The nature of Christian worship is from the inside out and has two equally important parts. We must worship “in spirit and in truth” (John 4:23-24). Worshiping in the spirit has nothing to do with our physical posture. It has to do with our innermost being and requires several things. First, we must be born again. Without the Holy Spirit residing within us, we cannot respond to God in worship because we do not know Him. “No one knows the things of God except the Spirit of God” (1 Corinthians 2:11b). The Holy Spirit within us is the one who energizes worship because He is in essence glorifying Himself, and all true worship glorifies God.
Second, worshiping in spirit requires a mind centered on God and renewed by Truth. Paul exhorts us to “present your bodies as a living sacrifice, holy and acceptable to God, which is your spiritual worship. Do not be conformed to this world, but be transformed by the renewal of your mind” (Romans 12:1b, 2b). Only when our minds are changed from being centered on worldly things to being centered on God can we worship in spirit. Distractions of many kinds can flood our minds as we try to praise and glorify God, hindering our true worship.

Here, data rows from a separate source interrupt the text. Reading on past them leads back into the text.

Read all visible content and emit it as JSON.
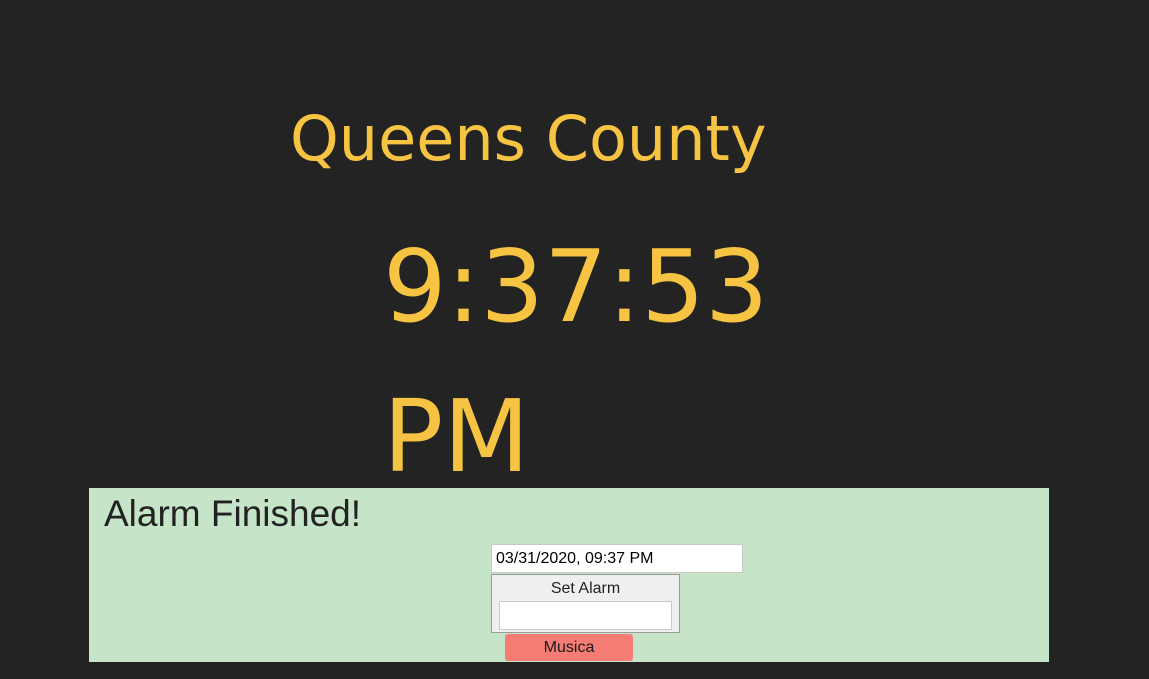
{
  "clock": {
    "location": "Queens County",
    "time": "9:37:53 PM"
  },
  "alarm": {
    "status": "Alarm Finished!",
    "datetime_value": "03/31/2020, 09:37 PM",
    "set_alarm_label": "Set Alarm",
    "music_button_label": "Musica"
  },
  "colors": {
    "background": "#232323",
    "clock_text": "#f6c343",
    "panel": "#c5e4c8",
    "music_button": "#f47c74"
  }
}
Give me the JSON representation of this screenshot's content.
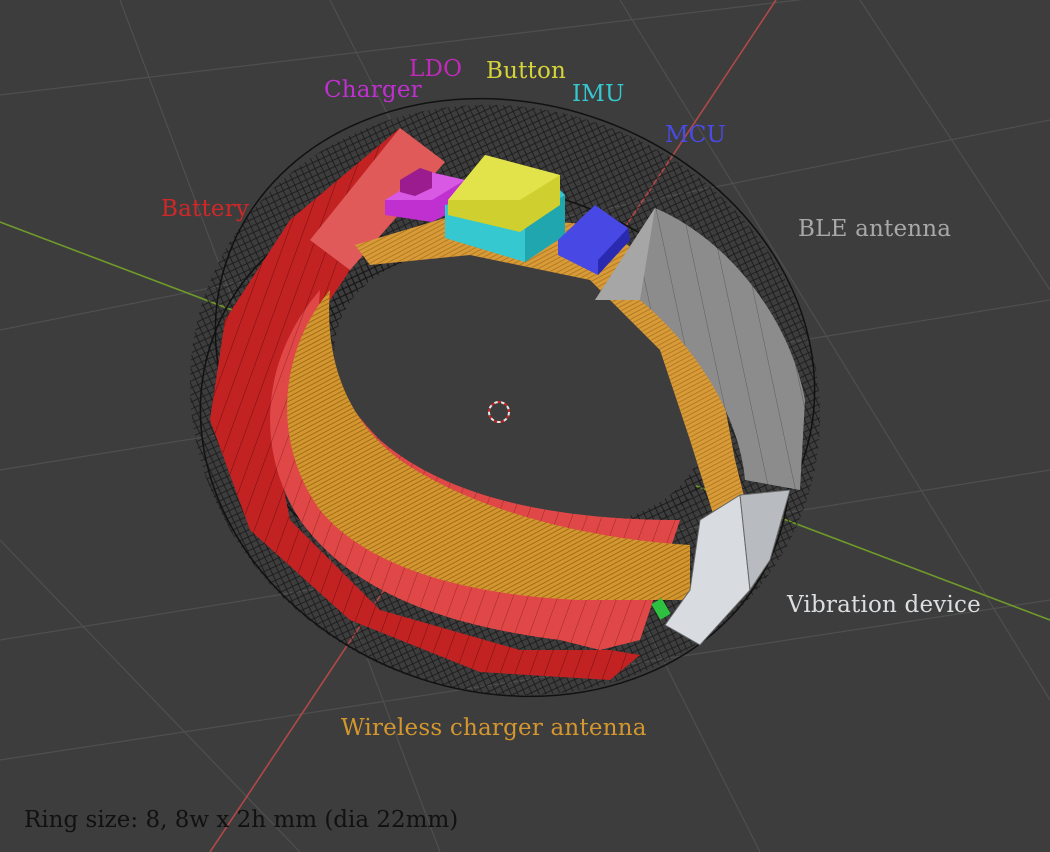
{
  "labels": {
    "ldo": "LDO",
    "charger": "Charger",
    "button": "Button",
    "imu": "IMU",
    "mcu": "MCU",
    "battery": "Battery",
    "ble_antenna": "BLE antenna",
    "vibration_device": "Vibration device",
    "wireless_charger_antenna": "Wireless charger antenna"
  },
  "caption": "Ring size: 8, 8w x 2h mm (dia 22mm)",
  "colors": {
    "background": "#3d3d3d",
    "grid": "#4f4f4f",
    "axis_x": "#6f9a2a",
    "axis_y": "#b04848",
    "battery": "#d42a2a",
    "charger": "#c030d0",
    "ldo": "#b82aa8",
    "button": "#d9d83a",
    "imu": "#35c8d0",
    "mcu": "#4040e0",
    "ble_antenna": "#8a8a8a",
    "vibration_device": "#d8dce0",
    "wireless_charger_antenna": "#d4962e"
  }
}
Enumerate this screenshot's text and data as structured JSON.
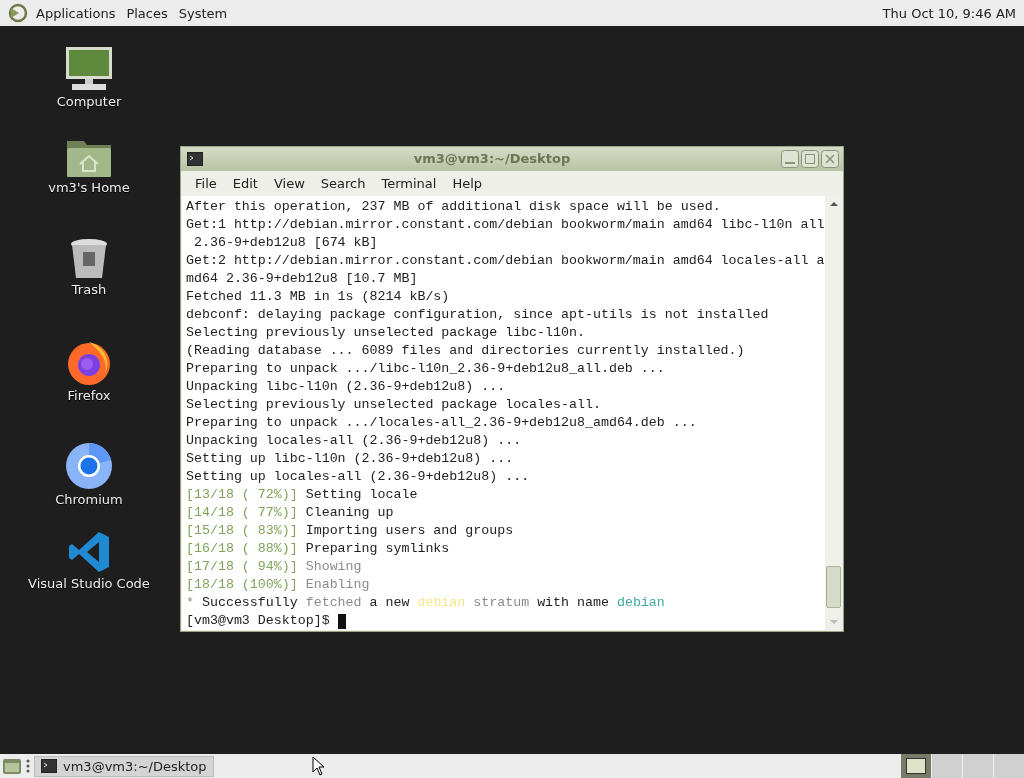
{
  "top_panel": {
    "menus": [
      "Applications",
      "Places",
      "System"
    ],
    "clock": "Thu Oct 10,  9:46 AM"
  },
  "desktop_icons": [
    {
      "kind": "computer",
      "label": "Computer"
    },
    {
      "kind": "home",
      "label": "vm3's Home"
    },
    {
      "kind": "trash",
      "label": "Trash"
    },
    {
      "kind": "firefox",
      "label": "Firefox"
    },
    {
      "kind": "chromium",
      "label": "Chromium"
    },
    {
      "kind": "vscode",
      "label": "Visual Studio Code"
    }
  ],
  "terminal": {
    "title": "vm3@vm3:~/Desktop",
    "menus": [
      "File",
      "Edit",
      "View",
      "Search",
      "Terminal",
      "Help"
    ],
    "lines": [
      [
        {
          "kind": "plain",
          "text": "After this operation, 237 MB of additional disk space will be used."
        }
      ],
      [
        {
          "kind": "plain",
          "text": "Get:1 http://debian.mirror.constant.com/debian bookworm/main amd64 libc-l10n all"
        }
      ],
      [
        {
          "kind": "plain",
          "text": " 2.36-9+deb12u8 [674 kB]"
        }
      ],
      [
        {
          "kind": "plain",
          "text": "Get:2 http://debian.mirror.constant.com/debian bookworm/main amd64 locales-all a"
        }
      ],
      [
        {
          "kind": "plain",
          "text": "md64 2.36-9+deb12u8 [10.7 MB]"
        }
      ],
      [
        {
          "kind": "plain",
          "text": "Fetched 11.3 MB in 1s (8214 kB/s)"
        }
      ],
      [
        {
          "kind": "plain",
          "text": "debconf: delaying package configuration, since apt-utils is not installed"
        }
      ],
      [
        {
          "kind": "plain",
          "text": "Selecting previously unselected package libc-l10n."
        }
      ],
      [
        {
          "kind": "plain",
          "text": "(Reading database ... 6089 files and directories currently installed.)"
        }
      ],
      [
        {
          "kind": "plain",
          "text": "Preparing to unpack .../libc-l10n_2.36-9+deb12u8_all.deb ..."
        }
      ],
      [
        {
          "kind": "plain",
          "text": "Unpacking libc-l10n (2.36-9+deb12u8) ..."
        }
      ],
      [
        {
          "kind": "plain",
          "text": "Selecting previously unselected package locales-all."
        }
      ],
      [
        {
          "kind": "plain",
          "text": "Preparing to unpack .../locales-all_2.36-9+deb12u8_amd64.deb ..."
        }
      ],
      [
        {
          "kind": "plain",
          "text": "Unpacking locales-all (2.36-9+deb12u8) ..."
        }
      ],
      [
        {
          "kind": "plain",
          "text": "Setting up libc-l10n (2.36-9+deb12u8) ..."
        }
      ],
      [
        {
          "kind": "plain",
          "text": "Setting up locales-all (2.36-9+deb12u8) ..."
        }
      ],
      [
        {
          "kind": "green",
          "text": "[13/18 ( 72%)]"
        },
        {
          "kind": "plain",
          "text": " Setting locale"
        }
      ],
      [
        {
          "kind": "green",
          "text": "[14/18 ( 77%)]"
        },
        {
          "kind": "plain",
          "text": " Cleaning up"
        }
      ],
      [
        {
          "kind": "green",
          "text": "[15/18 ( 83%)]"
        },
        {
          "kind": "plain",
          "text": " Importing users and groups"
        }
      ],
      [
        {
          "kind": "green",
          "text": "[16/18 ( 88%)]"
        },
        {
          "kind": "plain",
          "text": " Preparing symlinks"
        }
      ],
      [
        {
          "kind": "green",
          "text": "[17/18 ( 94%)]"
        },
        {
          "kind": "dim",
          "text": " Showing"
        }
      ],
      [
        {
          "kind": "green",
          "text": "[18/18 (100%)]"
        },
        {
          "kind": "dim",
          "text": " Enabling"
        }
      ],
      [
        {
          "kind": "dim",
          "text": "*"
        },
        {
          "kind": "plain",
          "text": " Successfully "
        },
        {
          "kind": "dim",
          "text": "fetched"
        },
        {
          "kind": "plain",
          "text": " a new "
        },
        {
          "kind": "yellow",
          "text": "debian"
        },
        {
          "kind": "dim",
          "text": " stratum"
        },
        {
          "kind": "plain",
          "text": " with name "
        },
        {
          "kind": "cyan",
          "text": "debian"
        }
      ],
      [
        {
          "kind": "plain",
          "text": "[vm3@vm3 Desktop]$ "
        }
      ]
    ]
  },
  "taskbar": {
    "tasks": [
      {
        "label": "vm3@vm3:~/Desktop",
        "selected": false
      }
    ],
    "workspaces": [
      {
        "selected": true
      },
      {
        "selected": false
      },
      {
        "selected": false
      },
      {
        "selected": false
      }
    ]
  }
}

Third, we can only worship in spirit by having a pure heart, open and repentant. When King David’s heart was filled with guilt over his sin with Bathsheba (2 Samuel 11), he found it impossible to worship. He felt that God was far from him, and he “groaned all day long” feeling God’s hand heavy upon him (Psalm 32:3,4). But when he confessed, fellowship with God was restored and worship and praise poured forth from him. He understood that “the sacrifices of God are a broken spirit; a broken and contrite heart” (Psalm 51:17). Praise and worship toward God cannot come from hearts filled with unconfessed sin.
The second part of true worship is worship “in truth.” All worship is a response to truth, and that which is truth is contained in the Word of God. Jesus said to His Father, “Thy word is truth” (John 17:17b). Psalm 119 says, “Thy law is truth” (v. 142b) and “Thy word is true” (v. 160a). To truly worship God, we must understand who He is and what He has done, and the only place He has fully revealed Himself is in the Bible. Worship is an expression of praise from the depths of our hearts toward a God who is understood through His Word. If we do not have the truth of the Bible, we do not know God and we cannot be truly worshiping.
Since external actions are unimportant in Christian worship, there is no rule regarding whether we should sit, stand, fall down, be quiet, or sing praises loudly while in corporate worship. These things should be decided based on the nature of the congregation. The most important thing is that we worship God in spirit (in our hearts) and in truth (in our minds.)